Anderson stayed active and involved as a student, serving as a McCroskey dorm historian, McCroskey president, Mask and Dagger (campus theatre students’ group) president, and more. She also joined and moved into the Pi Beta Phi sorority and participated in various academic clubs—the Eurodelphian Literary Society, Mortar Board, Women’s League scholarship committee, and the YWCA social committee.

Then in 1922, the college and Pullman were introduced to radio. By the end of the year, WSC had its own broadcasting station.

“Suddenly students could hear music, theatre, news, and educational information from far away…they could reach out themselves to others across the region,” O’English wrote. “In the course of one year, the campus connected live to the rest of the world, or at least the region.”

‘Sparking a movement back towards home’

An enduring architectural image of campus is the collection of red-brick Georgian Revival buildings of the early-20th century.
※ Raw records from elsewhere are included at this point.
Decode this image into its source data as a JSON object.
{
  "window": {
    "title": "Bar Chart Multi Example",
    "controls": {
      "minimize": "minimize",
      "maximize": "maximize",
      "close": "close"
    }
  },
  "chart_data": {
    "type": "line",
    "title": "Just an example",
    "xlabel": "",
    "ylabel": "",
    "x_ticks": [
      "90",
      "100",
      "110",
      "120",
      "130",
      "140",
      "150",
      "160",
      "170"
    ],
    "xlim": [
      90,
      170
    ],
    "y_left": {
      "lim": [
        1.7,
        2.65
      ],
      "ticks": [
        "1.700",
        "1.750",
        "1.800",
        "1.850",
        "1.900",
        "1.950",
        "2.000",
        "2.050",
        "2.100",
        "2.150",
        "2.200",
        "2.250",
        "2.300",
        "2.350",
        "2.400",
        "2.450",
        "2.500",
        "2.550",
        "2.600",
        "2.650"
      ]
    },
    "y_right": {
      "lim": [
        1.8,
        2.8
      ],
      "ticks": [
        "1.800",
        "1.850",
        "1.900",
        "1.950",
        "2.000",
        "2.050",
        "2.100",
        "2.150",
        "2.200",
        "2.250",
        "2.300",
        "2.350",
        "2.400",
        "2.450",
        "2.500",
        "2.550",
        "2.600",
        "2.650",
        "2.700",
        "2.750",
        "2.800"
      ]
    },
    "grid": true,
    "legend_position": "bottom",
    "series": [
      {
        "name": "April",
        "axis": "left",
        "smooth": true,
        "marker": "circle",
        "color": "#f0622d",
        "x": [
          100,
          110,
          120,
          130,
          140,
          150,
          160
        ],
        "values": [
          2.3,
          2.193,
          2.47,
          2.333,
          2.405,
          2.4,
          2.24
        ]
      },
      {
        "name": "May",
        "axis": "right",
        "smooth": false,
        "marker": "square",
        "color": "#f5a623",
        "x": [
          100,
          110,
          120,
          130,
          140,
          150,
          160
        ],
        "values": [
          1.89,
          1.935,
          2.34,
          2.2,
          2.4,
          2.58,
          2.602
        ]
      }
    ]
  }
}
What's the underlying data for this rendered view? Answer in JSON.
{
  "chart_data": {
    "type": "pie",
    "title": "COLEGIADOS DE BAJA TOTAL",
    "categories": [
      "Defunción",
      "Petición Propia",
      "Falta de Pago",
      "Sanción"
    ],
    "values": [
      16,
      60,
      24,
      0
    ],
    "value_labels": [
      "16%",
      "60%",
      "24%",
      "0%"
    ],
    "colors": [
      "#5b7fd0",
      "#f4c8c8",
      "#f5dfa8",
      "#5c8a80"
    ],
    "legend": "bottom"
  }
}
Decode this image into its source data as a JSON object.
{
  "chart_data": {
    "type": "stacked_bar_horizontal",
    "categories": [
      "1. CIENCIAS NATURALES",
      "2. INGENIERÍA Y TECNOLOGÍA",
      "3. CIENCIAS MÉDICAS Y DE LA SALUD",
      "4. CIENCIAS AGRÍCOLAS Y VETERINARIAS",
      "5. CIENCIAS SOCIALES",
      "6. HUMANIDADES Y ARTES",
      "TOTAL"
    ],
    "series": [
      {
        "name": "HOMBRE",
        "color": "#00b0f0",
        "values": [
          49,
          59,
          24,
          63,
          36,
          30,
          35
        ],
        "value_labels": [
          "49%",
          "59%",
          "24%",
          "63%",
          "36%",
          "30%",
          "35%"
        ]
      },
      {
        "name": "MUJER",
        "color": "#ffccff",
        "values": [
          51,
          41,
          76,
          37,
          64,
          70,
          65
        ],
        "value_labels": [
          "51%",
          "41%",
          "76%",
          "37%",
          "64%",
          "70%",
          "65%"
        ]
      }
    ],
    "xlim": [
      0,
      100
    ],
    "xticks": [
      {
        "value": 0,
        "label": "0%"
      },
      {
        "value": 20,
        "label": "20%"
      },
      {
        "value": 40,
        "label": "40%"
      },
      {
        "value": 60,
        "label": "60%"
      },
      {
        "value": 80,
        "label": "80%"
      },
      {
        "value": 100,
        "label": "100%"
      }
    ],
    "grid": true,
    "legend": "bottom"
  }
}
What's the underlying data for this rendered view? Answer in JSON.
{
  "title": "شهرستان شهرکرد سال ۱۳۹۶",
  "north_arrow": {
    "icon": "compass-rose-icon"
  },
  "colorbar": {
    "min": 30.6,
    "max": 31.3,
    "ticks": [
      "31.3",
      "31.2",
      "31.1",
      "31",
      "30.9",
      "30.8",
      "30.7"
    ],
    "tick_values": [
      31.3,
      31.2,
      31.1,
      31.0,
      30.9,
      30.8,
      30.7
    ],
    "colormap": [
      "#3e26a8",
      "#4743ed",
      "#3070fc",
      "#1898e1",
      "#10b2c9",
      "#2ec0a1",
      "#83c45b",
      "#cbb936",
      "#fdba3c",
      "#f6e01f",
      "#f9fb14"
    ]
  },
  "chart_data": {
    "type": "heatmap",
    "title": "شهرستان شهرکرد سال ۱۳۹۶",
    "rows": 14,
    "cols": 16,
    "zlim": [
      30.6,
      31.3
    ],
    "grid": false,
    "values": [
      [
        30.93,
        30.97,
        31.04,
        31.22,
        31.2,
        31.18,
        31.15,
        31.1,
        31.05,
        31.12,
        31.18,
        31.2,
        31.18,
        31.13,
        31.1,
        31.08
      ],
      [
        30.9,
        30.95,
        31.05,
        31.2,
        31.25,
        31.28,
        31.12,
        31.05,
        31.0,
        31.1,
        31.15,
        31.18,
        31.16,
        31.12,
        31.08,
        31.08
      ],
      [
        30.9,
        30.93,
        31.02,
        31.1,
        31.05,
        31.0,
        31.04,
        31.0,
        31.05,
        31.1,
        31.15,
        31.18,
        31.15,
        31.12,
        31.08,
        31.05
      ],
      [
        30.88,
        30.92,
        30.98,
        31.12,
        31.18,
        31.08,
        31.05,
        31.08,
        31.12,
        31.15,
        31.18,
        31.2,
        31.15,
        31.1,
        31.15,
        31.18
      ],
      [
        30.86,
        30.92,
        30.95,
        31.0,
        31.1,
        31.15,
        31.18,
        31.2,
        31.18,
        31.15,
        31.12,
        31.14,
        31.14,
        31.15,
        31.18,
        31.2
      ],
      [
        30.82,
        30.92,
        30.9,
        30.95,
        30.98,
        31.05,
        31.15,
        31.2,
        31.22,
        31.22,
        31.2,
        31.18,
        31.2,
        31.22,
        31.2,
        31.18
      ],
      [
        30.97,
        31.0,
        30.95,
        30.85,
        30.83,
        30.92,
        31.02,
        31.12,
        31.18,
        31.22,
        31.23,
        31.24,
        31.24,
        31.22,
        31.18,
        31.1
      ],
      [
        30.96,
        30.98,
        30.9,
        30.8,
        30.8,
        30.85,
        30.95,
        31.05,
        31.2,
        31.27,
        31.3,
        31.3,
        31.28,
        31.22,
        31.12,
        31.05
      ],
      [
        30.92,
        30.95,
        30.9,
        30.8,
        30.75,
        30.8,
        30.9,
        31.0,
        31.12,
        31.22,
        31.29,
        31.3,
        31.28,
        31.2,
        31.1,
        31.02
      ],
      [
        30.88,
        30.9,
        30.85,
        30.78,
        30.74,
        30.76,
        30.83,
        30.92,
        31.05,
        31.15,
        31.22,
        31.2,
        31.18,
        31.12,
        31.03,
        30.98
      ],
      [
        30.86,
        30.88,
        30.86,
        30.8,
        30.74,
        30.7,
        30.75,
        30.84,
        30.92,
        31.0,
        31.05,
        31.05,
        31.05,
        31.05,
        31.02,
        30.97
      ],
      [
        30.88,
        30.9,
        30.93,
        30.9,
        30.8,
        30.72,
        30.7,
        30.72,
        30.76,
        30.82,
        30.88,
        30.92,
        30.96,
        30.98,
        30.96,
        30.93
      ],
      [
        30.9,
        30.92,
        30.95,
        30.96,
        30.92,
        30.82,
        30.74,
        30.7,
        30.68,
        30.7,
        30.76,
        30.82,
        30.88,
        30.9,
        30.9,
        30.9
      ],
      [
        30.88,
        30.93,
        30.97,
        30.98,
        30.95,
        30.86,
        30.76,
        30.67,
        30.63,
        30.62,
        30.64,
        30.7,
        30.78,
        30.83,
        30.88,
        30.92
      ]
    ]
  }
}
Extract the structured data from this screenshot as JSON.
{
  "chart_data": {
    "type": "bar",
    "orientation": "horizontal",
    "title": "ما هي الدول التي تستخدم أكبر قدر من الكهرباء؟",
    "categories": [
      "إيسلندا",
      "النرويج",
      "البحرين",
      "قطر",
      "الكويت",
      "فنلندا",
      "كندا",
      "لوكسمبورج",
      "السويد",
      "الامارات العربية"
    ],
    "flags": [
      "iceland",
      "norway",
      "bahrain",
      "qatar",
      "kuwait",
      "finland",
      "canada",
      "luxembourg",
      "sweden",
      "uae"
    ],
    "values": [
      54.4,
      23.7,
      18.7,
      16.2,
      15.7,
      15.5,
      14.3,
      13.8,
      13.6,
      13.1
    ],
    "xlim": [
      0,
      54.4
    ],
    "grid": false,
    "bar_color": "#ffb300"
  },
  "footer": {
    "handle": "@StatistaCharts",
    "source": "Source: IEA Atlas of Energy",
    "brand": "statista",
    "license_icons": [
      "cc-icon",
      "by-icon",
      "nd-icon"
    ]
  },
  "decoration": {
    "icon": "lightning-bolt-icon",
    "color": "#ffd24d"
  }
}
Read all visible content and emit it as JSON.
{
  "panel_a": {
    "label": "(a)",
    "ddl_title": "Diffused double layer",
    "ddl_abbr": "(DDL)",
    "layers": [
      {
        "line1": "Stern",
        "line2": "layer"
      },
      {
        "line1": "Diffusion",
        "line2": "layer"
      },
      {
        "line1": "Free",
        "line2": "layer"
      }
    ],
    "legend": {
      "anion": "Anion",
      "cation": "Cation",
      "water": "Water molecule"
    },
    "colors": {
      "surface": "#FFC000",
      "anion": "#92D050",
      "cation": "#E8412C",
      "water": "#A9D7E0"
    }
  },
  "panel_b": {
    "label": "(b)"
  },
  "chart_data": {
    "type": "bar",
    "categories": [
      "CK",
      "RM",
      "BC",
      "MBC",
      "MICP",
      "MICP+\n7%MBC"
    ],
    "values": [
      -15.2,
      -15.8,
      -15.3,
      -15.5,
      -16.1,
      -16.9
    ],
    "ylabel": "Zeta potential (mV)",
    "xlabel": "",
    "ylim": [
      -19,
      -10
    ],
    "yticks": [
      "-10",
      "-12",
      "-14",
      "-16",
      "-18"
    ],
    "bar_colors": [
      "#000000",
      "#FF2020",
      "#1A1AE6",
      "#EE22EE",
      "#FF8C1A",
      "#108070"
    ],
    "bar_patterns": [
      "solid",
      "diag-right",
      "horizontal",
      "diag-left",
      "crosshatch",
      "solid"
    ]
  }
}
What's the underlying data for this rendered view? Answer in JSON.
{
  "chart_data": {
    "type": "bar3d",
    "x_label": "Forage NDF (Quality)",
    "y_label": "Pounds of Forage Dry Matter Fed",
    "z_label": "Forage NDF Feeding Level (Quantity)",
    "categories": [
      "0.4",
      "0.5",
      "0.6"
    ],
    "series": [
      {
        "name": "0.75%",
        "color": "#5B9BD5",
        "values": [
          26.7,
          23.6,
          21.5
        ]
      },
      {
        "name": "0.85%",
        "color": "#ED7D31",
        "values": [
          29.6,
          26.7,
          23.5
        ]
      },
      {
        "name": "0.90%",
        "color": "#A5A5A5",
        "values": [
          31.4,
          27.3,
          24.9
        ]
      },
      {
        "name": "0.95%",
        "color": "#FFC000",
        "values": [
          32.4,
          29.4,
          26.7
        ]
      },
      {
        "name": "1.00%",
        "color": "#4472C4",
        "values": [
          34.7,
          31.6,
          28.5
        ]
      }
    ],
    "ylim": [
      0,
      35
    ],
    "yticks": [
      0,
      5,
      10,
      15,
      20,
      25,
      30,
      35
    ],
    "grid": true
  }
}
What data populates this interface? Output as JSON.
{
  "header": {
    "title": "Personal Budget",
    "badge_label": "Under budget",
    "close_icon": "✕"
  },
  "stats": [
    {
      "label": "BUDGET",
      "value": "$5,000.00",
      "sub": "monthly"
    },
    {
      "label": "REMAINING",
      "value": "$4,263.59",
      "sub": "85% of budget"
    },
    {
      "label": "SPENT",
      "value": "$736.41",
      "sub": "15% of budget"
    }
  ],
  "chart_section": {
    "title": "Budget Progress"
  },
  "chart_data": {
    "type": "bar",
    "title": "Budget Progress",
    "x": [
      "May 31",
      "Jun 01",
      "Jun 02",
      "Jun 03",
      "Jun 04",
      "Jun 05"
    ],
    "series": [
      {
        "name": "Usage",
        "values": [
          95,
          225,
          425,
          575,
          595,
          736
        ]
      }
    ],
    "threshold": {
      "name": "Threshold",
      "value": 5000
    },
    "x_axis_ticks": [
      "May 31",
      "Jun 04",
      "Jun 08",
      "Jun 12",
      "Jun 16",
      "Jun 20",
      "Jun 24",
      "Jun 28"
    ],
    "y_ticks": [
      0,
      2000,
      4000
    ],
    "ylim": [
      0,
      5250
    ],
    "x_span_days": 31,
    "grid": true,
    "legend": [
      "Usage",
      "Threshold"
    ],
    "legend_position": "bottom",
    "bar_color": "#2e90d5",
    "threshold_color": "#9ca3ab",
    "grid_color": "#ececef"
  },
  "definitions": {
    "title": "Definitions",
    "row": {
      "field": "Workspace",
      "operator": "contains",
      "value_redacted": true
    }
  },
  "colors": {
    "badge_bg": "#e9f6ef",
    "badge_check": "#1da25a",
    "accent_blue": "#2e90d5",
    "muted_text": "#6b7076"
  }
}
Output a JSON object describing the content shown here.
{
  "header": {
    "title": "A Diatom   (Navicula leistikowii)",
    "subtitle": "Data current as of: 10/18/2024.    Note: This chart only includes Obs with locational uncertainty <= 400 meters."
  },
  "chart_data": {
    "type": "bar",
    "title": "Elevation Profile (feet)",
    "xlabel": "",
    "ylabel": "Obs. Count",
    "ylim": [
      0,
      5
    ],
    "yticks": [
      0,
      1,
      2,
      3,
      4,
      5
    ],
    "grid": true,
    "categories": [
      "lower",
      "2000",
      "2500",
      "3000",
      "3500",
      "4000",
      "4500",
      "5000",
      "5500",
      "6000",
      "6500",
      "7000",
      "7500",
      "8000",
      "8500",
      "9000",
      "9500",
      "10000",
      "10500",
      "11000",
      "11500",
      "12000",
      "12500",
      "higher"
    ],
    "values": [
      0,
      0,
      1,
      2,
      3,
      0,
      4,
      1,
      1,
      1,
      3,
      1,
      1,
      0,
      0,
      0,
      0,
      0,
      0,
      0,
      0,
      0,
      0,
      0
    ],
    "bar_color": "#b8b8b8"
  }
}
The Ida Lou Anderson House, designed by Rudolph Weaver, is the most exquisite and oldest surviving example, according to Gruen.

The architecturally consistent buildings, many of which were residential halls, helped psychologically secure the campus from the vagaries of the outside world, Gruen wrote. They brought a sense of protection and domesticity to the remote, rural American West.

“The Ida Lou Anderson House…thus could be understood as sparking a movement back towards home as it launched campus architecture in a more familiar and regular direction,” Gruen said. “My hope is that readers will recognize the power of design in conveying meaning. I want readers to be curious about why that design was chosen for a president’s house and on a campus that really had little legacy in that design tradition at that time. But by the 1930s, it had become the dominant mode—and still characterizes the core of the campus.”